The Office of the National Coordinator for Health Information Technology (ONC) released the Health Data, Technology, and Interoperability: Certification Program Updates, Algorithm Transparency, and Information Sharing (HTI-1)1 final rule in December 2023, with provisions becoming effective 30 days after publication in the Federal Register. The final rule implements provisions directed by the 21st Century Cures Act and makes enhancements to the ONC Health IT Certification Program. ONC intends these provisions to advance interoperability, improve transparency, and support the access, exchange, and use of electronic health information.
Contained within the Health IT Certification Program, the HTI-1 final rule is an expansion of the clinician decision support (CDS) criteria requirements renamed decision support interventions (DSI).2 The requirements on DSI and predictive DSI contained within the HTI-1 final rule mark HHS’ first attempt at regulating AI tools beyond those contained in medical devices and regulated by the FDA. Aimed almost entirely at transparency, the DSI certification criteria will assist those utilizing certified health IT products to understand how DSIs are trained, and the data used to train them. Health IT developers are required to update their certified health IT to meet these new requirements by December 31, 2024, and must begin maintaining the ongoing maintenance of certification requirements on January 1, 2025.

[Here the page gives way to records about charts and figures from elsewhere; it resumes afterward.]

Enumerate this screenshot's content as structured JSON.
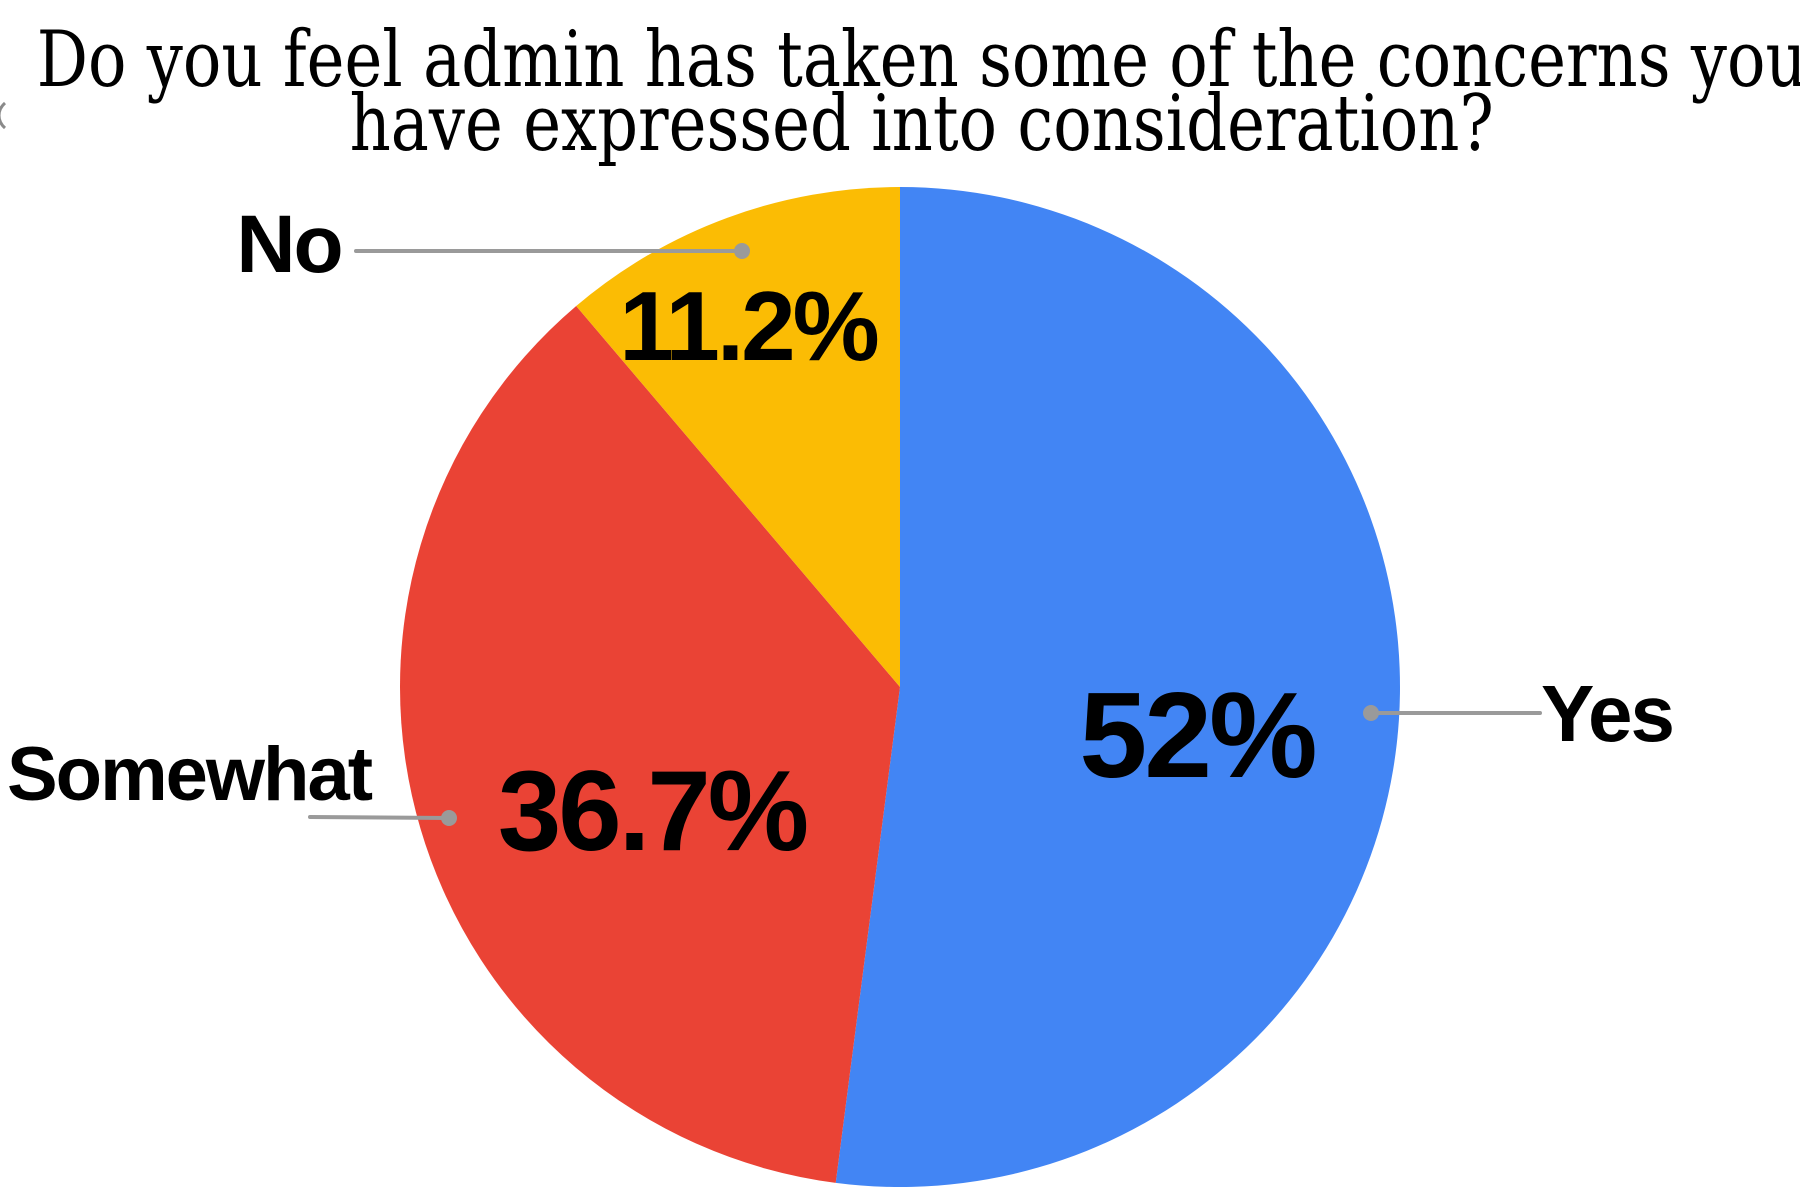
{
  "page": {
    "background": "#ffffff"
  },
  "title": {
    "line1": "Do you feel admin has taken some of the concerns you",
    "line2": "have expressed into consideration?"
  },
  "chart_data": {
    "type": "pie",
    "title": "Do you feel admin has taken some of the concerns you have expressed into consideration?",
    "categories": [
      "Yes",
      "Somewhat",
      "No"
    ],
    "values": [
      52,
      36.7,
      11.2
    ],
    "display_values": [
      "52%",
      "36.7%",
      "11.2%"
    ],
    "colors": [
      "#4285F4",
      "#EA4335",
      "#FBBC04"
    ],
    "start_angle_deg": 0,
    "direction": "clockwise",
    "legend_position": "outside-callouts",
    "leader_line_color": "#9a9a9a",
    "label_color": "#000000"
  }
}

As stated above, one of the requirements within the DSI criterion is that certified health IT must support 13 source attributes for evidence based DSIs and 31 source attributes for predictive DSIs. ONC’s intent is for these attributes to be used to create an industry standard floor of data utilized in the creation and use of DSI. By creating this floor, it will be possible for certified health IT that utilize DSIs to create tools like “advanced structured model cards.”3
The source attributes will also be used to assist organizations in the evaluation of Predictive DSIs to determine if they are fair, appropriate, valid, effective, and safe (FAVES). The FAVES methodology outlined by ONC helps determine a Predictive DSI’s quality and whether the information or recommendations it outputs can be trusted for use. ONC recommends organizations utilize the FAVES methodology when possible, in evaluating their implemented DSIs to ensure predictability and trust.